The shooting of Mark Duggan, a resident of the London borough of Tottenham, who was thought to be in the possession of a gun, by police in August 2011 caused a wave of public unrest and violence in London and other cities in the UK. More than 15,000 people took part in the riots that lasted for five days. In August 2014, a jury ruled that Mark Duggan was killed lawfully.
"All the conclusions following the 2011 events have already been made," the source told RIA Novosti. "However, we do not comment on what is now happening in Ferguson," he added.
The source also emphasized that most police officers in Britain do not carry guns, except for cases of criminal detention.
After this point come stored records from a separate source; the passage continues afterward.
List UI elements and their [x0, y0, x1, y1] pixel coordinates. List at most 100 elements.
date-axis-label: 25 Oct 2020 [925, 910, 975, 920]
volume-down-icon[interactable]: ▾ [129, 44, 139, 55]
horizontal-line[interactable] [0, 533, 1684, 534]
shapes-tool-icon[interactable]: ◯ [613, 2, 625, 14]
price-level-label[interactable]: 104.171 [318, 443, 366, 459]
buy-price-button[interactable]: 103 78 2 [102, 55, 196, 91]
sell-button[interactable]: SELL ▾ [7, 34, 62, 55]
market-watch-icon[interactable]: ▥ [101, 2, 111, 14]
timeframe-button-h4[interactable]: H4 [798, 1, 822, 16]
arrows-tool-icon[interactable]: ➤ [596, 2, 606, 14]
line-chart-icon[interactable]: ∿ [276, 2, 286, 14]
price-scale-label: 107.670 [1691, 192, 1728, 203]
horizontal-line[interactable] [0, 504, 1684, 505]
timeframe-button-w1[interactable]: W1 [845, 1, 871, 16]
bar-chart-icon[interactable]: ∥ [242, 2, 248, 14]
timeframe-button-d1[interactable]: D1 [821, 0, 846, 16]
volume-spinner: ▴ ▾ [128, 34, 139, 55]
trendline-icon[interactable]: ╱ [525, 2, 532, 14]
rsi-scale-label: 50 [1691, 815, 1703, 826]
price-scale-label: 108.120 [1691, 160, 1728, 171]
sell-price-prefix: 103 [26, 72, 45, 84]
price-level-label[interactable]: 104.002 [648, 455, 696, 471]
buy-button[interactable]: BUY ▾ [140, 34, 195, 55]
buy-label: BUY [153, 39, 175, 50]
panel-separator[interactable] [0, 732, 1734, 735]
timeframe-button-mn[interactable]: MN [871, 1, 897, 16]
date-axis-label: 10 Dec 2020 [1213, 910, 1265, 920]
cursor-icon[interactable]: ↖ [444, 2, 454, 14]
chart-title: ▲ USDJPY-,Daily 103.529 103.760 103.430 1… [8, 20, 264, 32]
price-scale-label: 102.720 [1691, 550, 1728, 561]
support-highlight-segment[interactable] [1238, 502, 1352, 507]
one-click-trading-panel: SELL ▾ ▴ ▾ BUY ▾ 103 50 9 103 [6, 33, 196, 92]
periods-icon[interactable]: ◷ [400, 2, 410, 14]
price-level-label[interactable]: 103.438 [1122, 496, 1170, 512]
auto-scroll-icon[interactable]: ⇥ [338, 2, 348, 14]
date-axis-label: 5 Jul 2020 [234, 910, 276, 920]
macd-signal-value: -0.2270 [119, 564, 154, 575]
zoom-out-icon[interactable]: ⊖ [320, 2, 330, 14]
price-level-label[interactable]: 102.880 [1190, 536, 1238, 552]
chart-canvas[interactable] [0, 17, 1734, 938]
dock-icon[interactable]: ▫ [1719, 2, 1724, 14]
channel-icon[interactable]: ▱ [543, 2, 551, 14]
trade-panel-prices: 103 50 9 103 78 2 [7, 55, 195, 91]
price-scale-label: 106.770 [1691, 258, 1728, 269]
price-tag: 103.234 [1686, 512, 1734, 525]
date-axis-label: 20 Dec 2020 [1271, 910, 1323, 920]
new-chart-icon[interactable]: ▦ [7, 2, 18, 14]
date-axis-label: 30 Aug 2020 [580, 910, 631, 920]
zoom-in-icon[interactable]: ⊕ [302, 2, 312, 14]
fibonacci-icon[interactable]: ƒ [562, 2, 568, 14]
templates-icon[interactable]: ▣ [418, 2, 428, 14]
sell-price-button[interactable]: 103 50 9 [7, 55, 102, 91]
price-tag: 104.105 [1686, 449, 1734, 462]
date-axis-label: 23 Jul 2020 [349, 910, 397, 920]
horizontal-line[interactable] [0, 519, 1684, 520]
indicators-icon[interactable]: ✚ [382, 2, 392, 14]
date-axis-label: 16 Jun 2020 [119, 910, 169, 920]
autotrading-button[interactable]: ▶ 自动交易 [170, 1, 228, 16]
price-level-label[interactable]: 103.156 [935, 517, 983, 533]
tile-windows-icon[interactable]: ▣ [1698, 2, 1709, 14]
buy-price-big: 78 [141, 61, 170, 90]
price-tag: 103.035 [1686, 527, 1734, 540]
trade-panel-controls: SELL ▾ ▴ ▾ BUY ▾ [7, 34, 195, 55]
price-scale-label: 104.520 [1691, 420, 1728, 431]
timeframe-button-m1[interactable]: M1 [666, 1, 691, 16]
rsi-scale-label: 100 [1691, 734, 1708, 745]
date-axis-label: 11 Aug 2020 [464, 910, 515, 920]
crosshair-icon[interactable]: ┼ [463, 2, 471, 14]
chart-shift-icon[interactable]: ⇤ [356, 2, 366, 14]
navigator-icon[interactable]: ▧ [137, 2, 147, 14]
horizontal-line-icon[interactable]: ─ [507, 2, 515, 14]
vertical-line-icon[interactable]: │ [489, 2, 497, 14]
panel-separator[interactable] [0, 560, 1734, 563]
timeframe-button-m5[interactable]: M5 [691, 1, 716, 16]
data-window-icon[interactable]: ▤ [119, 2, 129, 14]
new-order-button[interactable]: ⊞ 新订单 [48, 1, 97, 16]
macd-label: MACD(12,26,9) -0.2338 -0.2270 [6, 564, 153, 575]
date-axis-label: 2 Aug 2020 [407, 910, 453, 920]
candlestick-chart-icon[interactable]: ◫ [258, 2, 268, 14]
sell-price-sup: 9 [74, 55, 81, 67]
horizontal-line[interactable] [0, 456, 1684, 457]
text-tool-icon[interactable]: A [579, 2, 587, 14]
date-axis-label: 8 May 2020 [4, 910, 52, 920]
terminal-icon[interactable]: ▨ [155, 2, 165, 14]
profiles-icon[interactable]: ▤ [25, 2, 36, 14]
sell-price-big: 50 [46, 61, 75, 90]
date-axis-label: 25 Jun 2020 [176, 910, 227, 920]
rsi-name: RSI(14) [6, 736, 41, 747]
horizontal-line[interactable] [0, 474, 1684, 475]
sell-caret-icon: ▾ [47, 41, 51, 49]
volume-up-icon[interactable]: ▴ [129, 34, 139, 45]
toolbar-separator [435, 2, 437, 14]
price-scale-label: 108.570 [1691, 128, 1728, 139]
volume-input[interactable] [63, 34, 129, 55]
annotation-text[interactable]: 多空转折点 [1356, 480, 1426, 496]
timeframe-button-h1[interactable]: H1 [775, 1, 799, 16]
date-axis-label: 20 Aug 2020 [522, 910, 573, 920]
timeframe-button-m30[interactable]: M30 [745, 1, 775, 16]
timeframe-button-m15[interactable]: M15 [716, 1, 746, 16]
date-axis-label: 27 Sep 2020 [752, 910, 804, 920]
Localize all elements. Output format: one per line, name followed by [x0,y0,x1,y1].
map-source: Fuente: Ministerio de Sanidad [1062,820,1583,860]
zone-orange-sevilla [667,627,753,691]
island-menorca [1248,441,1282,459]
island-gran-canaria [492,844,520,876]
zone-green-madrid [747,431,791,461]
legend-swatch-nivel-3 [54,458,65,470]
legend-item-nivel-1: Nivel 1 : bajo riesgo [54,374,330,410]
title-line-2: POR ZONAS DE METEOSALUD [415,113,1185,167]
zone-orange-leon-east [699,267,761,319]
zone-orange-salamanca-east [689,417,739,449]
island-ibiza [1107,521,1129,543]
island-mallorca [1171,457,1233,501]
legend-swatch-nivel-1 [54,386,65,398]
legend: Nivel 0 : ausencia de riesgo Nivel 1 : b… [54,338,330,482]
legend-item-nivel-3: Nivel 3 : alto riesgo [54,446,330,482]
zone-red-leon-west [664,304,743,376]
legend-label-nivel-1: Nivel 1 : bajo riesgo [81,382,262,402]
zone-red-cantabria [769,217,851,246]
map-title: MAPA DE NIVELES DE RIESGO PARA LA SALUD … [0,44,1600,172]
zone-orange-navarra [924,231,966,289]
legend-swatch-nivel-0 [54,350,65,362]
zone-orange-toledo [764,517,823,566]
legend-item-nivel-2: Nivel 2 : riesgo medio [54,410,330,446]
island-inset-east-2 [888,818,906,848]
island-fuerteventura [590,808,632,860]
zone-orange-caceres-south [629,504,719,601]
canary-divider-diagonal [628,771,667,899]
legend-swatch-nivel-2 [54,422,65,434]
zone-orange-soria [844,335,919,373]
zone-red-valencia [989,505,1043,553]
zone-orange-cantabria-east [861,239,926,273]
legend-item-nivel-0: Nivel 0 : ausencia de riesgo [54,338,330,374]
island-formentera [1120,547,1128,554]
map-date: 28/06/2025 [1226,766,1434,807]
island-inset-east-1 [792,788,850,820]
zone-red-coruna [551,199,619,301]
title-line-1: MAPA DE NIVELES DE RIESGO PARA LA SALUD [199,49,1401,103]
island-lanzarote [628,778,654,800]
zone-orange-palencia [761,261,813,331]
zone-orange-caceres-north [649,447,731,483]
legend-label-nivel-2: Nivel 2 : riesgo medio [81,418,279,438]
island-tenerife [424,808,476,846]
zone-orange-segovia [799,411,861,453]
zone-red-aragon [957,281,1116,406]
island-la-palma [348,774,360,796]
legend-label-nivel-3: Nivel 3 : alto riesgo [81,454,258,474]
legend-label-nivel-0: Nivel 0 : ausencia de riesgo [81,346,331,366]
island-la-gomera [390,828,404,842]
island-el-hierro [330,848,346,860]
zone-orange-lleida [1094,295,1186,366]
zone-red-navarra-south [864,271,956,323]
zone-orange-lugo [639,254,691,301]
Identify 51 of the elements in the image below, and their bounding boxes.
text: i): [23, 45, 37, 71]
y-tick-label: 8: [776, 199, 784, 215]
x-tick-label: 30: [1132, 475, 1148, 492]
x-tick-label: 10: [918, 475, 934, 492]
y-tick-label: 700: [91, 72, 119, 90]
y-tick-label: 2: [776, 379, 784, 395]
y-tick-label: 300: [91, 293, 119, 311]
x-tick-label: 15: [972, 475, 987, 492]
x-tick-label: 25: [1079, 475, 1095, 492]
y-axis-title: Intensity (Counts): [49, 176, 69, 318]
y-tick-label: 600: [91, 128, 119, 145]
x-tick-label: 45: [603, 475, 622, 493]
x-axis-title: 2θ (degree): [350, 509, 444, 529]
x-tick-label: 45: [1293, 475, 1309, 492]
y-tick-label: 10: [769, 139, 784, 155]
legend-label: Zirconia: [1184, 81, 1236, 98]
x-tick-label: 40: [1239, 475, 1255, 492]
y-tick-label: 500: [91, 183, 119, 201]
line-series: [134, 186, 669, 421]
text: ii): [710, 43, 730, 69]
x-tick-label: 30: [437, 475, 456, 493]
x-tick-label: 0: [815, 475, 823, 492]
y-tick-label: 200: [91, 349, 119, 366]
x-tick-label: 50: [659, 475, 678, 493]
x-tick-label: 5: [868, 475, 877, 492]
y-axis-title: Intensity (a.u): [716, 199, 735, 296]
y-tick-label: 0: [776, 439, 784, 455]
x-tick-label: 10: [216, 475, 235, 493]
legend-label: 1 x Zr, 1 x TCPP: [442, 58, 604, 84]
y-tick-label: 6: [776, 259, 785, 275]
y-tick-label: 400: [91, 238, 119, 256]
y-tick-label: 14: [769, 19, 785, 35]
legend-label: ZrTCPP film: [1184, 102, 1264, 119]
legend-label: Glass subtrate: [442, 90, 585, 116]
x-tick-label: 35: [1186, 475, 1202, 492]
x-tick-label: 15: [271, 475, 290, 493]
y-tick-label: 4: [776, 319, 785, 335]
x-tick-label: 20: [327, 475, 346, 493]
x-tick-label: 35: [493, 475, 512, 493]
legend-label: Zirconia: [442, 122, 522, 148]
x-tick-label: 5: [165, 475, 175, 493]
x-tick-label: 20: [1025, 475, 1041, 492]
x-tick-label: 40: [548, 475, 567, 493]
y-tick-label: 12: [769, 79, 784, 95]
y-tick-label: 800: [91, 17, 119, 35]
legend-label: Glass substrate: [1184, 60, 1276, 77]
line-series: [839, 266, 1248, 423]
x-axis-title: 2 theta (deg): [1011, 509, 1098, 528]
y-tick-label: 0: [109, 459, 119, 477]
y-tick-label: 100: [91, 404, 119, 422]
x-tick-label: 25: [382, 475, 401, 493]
Following the death of Mark Duggan, London Metropolitan Police decided in May 2014 that officers would wear small cameras attached to their uniforms to register evidence in real time.
Moreover, police officers in Wales and England were authorized to use water cannons in order to prevent riots similar to those that took place all over the country in 2011.
In August, Michael Brown, an 18-year-old African-American teenager, was shot dead by white police officer Darren Wilson in Ferguson, Missouri, sparking nationwide rallies. Another wave of protests erupted after a grand jury decision on November 24 not to indict Wilson.
Protests swept across 180 US cities of 38 different states and even spread to some other countries including the United Kingdom.
A week-long, 120-mile protest march across Missouri from Ferguson to the governor's mansion in Jefferson City culminated in the National Association for the Advancement of Colored People calling for police reforms.